Estrogen-Induced Extracellular Calcium Influx Promotes Endometrial Cancer Progress by Regulating Lysosomal Activity and Mitochondrial ROS

Our findings revealed that serum calcium level was significantly related to poor outcomes. The extracellular calcium influx induced by estrogen was targeted to mitochondrial ROS and lysosome activity, which should be oriented to improve EC therapeutic strategies.

Retrospective assessment of a total of 502 patients diagnosed with EC after surgery in Peking University People's Hospital from 2010 to 2018. Preoperative serum ionized calcium and the albumin corrected calcium was calculated in quartiles for various postoperative clinicopathological characteristics, logistic regression adjusted for potential confounders. Intracellular calcium homeostasis change induced by estrogen was detected by confocal analysis. Downstream pathways were analyzed by transcriptome and proteomics. Mitochondrial Ca2+ and ROS (reactive oxygen species) level was detected by confocal and flow cytometry. Lysosomal morphological and membrane changes were verified by confocal or Western blot assays.
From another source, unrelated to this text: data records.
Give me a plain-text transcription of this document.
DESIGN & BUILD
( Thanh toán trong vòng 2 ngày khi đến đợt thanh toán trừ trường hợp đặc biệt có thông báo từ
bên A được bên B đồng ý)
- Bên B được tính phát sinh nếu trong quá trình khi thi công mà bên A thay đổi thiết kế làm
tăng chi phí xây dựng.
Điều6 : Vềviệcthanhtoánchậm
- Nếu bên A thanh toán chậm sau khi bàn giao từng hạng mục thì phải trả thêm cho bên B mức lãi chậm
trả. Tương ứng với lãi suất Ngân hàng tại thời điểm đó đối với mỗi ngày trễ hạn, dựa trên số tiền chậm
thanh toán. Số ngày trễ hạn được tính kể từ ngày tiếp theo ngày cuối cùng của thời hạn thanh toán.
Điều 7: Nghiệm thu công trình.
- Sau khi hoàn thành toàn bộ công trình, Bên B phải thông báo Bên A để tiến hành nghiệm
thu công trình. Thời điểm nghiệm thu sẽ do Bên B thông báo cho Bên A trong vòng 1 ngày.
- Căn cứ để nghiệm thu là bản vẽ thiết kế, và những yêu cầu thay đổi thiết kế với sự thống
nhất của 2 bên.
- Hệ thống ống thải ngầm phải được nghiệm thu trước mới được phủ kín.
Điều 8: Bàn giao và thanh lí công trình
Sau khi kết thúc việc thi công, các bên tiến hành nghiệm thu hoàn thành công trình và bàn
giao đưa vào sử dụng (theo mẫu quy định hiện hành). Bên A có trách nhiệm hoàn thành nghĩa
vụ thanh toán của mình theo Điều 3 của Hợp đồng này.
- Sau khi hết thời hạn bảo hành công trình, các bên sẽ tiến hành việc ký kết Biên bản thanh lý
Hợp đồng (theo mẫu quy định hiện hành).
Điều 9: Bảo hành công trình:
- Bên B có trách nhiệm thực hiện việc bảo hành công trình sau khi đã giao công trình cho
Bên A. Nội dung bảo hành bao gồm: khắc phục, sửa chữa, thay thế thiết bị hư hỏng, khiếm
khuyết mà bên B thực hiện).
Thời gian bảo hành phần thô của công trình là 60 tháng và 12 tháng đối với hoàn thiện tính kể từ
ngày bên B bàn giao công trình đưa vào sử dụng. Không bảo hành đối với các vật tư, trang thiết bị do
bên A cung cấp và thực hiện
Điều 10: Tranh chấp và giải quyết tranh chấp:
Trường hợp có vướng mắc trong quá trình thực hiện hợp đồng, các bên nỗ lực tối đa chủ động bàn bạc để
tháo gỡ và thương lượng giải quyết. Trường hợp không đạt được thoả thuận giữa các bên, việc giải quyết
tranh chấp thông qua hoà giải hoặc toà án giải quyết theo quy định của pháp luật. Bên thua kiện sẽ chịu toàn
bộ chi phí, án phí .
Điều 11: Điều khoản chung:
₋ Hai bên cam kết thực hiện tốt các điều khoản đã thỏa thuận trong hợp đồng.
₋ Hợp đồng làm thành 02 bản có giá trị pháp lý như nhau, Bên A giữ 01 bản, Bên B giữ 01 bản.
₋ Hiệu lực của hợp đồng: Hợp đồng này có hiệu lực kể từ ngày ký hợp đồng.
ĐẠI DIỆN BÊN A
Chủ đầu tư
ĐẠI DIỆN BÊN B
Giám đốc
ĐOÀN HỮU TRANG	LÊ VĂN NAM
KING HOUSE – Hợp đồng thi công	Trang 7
Calcium is present in serum mainly in filterable and bound forms, and Ca2+ is a major key to modulate signaling pathways that control oncogenesis and oncochannels associated with several types of cancer. However, the biological significance of serum calcium and its related mechanism with estrogen in endometrial cancer (EC) still remains elusive. This study aims to ascertain the relationship between serum calcium and clinicopathology in EC.

High level of albumin-corrected serum calcium was significantly correlated with EC clinicopathological characteristics progression include lymph vascular space invasion, lymph nodes metastasis, myometrial invasion, and cervical invasion. Calcium homeostasis regulated by estrogen in EC cells derived from extracellular calcium influx but not the release of the endoplasmic reticulum. Proteomic and bioinformatic analysis revealed the calcium influx might be involved in the regulation of autophagy and mitochondrial-related pathways. Mechanistic investigation demonstrated that calcium influx acted on the function of mitochondrial ROS and lysosomal activity.